Laughter is thinned out tactfully to address a range of issues that include Jeremy Hunt and the state of mental health
Dr Phil’s act comes with a powerpoint. This set-up is not unfamiliar to the audience, who may have seen him before on Have I Got News For You and various media productions on the BBC. Though the majority of the viewers are more mature and elderly, there is no shortage of young viewers who, I’m sure, immensely enjoyed this show.

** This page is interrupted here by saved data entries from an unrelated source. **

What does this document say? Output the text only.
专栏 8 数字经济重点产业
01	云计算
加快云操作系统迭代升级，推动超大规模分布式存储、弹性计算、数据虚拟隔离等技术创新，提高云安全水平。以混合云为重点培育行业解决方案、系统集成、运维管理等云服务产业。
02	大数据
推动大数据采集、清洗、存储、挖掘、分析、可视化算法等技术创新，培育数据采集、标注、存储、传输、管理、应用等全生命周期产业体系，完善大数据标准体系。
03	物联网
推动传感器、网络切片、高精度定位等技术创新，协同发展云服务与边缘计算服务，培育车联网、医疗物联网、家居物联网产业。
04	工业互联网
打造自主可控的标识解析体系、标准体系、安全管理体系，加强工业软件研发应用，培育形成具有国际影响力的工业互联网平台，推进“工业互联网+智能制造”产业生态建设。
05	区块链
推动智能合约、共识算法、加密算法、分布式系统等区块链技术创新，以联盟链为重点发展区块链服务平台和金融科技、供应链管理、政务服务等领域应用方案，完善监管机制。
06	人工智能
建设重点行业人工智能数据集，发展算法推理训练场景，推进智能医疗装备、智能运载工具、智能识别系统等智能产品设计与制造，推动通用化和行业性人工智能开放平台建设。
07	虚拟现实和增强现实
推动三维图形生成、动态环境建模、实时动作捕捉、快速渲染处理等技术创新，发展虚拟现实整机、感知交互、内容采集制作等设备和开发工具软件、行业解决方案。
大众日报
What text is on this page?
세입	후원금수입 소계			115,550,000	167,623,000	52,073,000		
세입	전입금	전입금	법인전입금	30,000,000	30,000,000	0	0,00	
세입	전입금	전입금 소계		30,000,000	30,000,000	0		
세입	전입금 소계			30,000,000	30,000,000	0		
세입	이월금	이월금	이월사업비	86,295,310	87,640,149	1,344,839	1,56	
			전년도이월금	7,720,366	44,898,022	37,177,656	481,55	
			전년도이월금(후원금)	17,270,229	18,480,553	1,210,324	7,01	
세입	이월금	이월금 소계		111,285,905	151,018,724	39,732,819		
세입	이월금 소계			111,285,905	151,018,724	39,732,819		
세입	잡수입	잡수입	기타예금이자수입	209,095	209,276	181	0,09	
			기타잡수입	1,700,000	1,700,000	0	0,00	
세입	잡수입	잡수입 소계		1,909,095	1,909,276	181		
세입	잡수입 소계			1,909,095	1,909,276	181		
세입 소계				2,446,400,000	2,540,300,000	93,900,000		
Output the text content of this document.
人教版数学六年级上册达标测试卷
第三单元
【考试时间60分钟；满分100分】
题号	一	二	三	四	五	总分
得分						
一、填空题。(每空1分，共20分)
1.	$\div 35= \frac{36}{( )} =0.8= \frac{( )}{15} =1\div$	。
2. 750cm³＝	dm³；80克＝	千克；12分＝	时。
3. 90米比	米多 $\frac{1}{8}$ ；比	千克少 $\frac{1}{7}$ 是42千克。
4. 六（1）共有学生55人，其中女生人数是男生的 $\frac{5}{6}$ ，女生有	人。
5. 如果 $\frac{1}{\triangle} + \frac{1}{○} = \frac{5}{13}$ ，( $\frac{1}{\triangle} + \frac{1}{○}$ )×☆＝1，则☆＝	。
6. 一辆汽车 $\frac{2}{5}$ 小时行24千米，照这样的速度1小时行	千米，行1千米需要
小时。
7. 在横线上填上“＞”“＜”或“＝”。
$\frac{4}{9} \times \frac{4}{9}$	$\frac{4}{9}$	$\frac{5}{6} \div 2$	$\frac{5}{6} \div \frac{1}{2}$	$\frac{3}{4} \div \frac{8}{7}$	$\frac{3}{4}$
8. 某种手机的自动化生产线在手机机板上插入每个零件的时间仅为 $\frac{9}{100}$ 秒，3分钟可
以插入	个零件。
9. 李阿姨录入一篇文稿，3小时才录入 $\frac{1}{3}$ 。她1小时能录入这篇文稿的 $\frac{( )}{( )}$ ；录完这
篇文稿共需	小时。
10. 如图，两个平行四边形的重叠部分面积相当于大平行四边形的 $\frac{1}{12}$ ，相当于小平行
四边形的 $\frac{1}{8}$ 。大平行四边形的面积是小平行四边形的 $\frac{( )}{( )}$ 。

The entire routine is a narrative effort, as Dr Phil starts with his little known family history, tracing the past to explain his lifelong desire to work for the NHS and Private Eye. There are memorable wisecracks along the way about family dynamics, and about deaths to loved ones that are commemorated with a humour seldom flippant, but which shone with a hindsight that is particularly heartwarming.
It is rather rare for a comic to sustain momentum throughout, yet Dr Phil manages so by segueing into more worldly terrain later on, as he muses upon our society at large. Laughter is thinned out tactfully to address a range of issues that include Jeremy Hunt and the state of mental health in this country. Comedy makes way for tribute to a compassionate society.
Dr Phil delivers a hugely enjoyable hour of well-crafted stand-up, a welcome reprieve from other performers these days who dabble with too much at once. This veteran of the comic circuit revels in the poignant, and provides just the tonic for the aged.